Eleições 2026

Pré-candidato à Presidência pelo PL, Flávio Bolsonaro corre contra o tempo para reverter os estragos causados pela madrasta, ­Michelle Bolsonaro, em sua campanha. Além de expor divergências políticas, a ex-primeira-dama acusou o enteado de tratá-la de forma ríspida e desrespeitosa, o que pode ter minado os esforços do senador para reduzir a desvantagem em relação a Lula junto ao eleitorado feminino. Na quarta-feira 8, a pesquisa Ideia/Meio deu algumas pistas sobre o impacto da crise na disputa. De acordo com a sondagem, 58,7% dos brasileiros acompanharam ou ficaram sabendo da desavença familiar. Destes, dois terços acreditam no relato de Michelle ou avaliam que suas declarações são mais verdadeiras do que falsas.
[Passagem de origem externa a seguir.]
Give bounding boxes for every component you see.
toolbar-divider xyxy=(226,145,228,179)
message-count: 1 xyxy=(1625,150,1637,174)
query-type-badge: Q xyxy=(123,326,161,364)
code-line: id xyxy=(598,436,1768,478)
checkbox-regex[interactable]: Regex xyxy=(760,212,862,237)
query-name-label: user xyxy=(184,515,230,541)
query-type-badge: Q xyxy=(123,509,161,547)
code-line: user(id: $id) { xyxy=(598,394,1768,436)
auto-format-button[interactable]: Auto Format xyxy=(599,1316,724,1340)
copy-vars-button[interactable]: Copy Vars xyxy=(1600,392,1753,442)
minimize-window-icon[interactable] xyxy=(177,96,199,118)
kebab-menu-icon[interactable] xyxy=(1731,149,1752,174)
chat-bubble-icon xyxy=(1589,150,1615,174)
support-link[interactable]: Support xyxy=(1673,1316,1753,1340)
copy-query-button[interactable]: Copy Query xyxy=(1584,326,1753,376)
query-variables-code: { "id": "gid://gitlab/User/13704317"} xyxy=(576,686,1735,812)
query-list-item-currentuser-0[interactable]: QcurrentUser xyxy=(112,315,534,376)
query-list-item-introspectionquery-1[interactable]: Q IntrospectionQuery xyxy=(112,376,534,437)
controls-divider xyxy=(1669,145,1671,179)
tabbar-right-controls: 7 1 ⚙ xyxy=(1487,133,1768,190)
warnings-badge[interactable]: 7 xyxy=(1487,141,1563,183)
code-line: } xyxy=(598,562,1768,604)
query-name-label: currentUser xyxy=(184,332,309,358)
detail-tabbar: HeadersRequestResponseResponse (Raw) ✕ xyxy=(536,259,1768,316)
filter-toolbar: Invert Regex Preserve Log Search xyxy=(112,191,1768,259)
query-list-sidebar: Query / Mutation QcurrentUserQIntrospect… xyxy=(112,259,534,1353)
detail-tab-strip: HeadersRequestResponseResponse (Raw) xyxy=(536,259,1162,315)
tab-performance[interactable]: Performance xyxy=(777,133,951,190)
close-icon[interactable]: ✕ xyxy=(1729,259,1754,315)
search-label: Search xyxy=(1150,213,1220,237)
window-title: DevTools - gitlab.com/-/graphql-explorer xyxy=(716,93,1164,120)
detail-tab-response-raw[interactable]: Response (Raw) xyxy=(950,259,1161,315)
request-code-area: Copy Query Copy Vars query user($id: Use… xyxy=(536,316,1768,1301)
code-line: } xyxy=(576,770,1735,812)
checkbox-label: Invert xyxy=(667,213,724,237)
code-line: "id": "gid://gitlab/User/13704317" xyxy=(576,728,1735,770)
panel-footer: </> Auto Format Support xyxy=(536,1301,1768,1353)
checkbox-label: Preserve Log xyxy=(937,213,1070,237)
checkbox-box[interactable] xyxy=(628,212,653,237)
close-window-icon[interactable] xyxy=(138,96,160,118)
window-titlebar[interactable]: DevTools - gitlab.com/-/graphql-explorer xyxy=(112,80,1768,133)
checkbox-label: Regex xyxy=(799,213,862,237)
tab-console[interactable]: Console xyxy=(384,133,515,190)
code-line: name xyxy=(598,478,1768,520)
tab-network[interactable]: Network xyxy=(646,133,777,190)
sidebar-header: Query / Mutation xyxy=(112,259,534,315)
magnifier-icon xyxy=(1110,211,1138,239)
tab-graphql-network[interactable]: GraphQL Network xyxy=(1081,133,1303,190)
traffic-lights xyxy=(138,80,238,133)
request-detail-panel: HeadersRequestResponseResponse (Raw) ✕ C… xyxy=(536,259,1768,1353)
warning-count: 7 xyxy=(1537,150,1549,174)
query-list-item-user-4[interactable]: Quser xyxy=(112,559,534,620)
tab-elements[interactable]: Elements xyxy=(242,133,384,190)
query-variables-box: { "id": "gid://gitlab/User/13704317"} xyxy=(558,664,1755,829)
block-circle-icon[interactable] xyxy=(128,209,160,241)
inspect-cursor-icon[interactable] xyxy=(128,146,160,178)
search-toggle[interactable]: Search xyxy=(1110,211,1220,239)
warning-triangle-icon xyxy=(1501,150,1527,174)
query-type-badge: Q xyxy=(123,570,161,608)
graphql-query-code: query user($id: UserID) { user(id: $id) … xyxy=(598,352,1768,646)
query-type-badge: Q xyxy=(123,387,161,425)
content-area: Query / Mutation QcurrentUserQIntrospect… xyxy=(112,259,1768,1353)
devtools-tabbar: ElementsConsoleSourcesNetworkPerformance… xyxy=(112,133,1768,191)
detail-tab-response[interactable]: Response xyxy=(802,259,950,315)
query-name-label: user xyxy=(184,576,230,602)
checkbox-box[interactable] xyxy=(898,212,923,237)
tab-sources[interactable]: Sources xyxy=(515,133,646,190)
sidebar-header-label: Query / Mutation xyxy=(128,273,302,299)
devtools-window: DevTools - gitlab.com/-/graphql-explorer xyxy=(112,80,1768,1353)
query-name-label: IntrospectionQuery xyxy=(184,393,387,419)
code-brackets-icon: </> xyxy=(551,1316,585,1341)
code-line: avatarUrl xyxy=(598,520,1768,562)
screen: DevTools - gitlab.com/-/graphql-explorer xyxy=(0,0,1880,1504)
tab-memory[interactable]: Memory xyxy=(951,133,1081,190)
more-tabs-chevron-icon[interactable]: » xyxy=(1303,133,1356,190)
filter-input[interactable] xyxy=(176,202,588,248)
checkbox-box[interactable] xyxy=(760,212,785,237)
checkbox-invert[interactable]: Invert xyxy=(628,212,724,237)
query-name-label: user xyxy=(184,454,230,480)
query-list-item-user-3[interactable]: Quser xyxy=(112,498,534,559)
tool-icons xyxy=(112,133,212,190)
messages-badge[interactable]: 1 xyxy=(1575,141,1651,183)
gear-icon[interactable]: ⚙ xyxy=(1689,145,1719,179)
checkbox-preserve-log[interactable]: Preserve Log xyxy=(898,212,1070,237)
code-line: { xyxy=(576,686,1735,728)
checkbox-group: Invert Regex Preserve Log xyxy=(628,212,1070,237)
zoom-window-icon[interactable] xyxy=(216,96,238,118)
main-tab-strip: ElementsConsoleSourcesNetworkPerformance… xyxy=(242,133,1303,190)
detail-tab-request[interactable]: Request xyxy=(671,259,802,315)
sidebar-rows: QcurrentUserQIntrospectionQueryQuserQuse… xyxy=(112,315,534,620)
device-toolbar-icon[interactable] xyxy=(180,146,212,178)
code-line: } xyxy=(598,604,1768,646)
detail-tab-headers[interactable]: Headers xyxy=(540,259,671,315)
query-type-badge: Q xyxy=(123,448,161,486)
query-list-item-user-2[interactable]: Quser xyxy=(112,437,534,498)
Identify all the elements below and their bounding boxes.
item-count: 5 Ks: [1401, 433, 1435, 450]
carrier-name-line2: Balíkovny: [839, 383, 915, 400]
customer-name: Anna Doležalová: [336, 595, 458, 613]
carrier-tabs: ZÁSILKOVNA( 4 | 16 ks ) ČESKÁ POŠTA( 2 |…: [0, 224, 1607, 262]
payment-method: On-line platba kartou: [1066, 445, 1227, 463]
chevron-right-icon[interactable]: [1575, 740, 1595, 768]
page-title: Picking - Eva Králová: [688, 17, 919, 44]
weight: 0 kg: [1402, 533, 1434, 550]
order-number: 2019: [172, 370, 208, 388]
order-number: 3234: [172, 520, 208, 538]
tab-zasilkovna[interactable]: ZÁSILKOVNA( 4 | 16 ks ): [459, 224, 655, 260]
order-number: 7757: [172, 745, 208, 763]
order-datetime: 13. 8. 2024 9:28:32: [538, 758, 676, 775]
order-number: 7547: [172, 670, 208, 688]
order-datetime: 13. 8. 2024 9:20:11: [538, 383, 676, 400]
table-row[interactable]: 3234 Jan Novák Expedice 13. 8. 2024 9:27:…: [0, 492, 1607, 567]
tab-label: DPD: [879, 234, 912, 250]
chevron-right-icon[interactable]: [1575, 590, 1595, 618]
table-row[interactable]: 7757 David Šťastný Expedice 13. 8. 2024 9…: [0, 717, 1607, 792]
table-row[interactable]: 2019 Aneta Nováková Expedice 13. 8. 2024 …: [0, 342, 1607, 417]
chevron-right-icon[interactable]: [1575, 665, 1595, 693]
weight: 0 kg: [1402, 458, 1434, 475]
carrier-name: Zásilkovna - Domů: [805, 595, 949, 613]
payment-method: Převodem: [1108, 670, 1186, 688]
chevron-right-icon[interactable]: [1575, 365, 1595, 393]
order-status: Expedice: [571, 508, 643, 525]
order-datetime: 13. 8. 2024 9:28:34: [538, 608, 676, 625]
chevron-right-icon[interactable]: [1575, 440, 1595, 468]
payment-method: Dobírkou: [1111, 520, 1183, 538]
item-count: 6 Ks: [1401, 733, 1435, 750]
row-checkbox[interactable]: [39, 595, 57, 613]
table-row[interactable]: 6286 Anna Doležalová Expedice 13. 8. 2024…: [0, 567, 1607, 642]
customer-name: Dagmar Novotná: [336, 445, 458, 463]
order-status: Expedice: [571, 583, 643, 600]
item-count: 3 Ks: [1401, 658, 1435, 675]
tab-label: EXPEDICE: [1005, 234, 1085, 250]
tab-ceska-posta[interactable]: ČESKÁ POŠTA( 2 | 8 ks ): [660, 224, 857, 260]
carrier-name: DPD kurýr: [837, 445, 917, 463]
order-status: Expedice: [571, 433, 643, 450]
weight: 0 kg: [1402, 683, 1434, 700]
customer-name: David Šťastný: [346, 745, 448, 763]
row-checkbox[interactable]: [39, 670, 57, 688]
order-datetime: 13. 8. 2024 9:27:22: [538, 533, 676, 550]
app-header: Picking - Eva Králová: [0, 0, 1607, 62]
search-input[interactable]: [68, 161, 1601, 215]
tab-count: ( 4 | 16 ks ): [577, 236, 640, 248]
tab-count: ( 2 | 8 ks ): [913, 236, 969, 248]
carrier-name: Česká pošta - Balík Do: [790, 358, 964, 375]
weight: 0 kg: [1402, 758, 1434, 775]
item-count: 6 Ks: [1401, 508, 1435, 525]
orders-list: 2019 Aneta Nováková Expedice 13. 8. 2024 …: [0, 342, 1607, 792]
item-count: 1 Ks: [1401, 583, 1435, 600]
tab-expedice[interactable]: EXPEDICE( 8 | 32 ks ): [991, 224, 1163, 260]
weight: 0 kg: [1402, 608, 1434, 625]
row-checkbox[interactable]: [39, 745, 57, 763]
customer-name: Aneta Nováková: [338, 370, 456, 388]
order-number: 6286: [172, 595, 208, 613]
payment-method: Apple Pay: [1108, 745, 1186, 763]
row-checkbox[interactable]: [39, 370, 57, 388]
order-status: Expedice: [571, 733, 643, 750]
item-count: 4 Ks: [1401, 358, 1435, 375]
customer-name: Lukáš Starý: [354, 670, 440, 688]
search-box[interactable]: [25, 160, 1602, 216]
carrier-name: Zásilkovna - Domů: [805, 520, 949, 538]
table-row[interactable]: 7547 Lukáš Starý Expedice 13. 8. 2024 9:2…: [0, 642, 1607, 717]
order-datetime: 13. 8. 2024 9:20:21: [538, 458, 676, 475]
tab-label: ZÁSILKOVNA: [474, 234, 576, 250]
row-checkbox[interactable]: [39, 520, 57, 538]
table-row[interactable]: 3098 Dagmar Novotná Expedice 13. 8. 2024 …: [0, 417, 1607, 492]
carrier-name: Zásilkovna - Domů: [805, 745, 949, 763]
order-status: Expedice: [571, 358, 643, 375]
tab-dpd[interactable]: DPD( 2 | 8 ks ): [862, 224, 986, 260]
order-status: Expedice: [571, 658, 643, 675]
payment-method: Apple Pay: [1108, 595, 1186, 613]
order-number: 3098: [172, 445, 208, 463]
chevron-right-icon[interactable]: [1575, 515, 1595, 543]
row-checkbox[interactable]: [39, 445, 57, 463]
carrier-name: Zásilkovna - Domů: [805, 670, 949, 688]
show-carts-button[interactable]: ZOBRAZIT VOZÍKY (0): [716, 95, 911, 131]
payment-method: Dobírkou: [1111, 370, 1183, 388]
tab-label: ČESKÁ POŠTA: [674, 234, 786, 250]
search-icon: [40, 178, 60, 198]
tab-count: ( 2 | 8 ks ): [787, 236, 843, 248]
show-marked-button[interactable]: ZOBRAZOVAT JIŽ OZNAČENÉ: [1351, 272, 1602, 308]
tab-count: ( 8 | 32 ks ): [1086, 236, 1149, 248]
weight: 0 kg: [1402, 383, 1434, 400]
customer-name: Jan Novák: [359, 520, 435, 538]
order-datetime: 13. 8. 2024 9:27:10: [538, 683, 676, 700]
Por ora, a confusão não chegou a influenciar a decisão de voto. O cenário permanece praticamente inalterado em relação à sondagem anterior, divulgada no fim de maio, o que não deixa de ser uma má notícia para quem está atrás no placar. Nas projeções de segundo turno, Lula figura com 45% das intenções de voto, enquanto Flávio marca 40%. “A principal diferença entre eles vem exatamente do gap de gênero. O voto feminino, se as eleições fossem hoje, seria fundamental para a reeleição do presidente”, observa Cila Schulman, CEO do Instituto Ideia.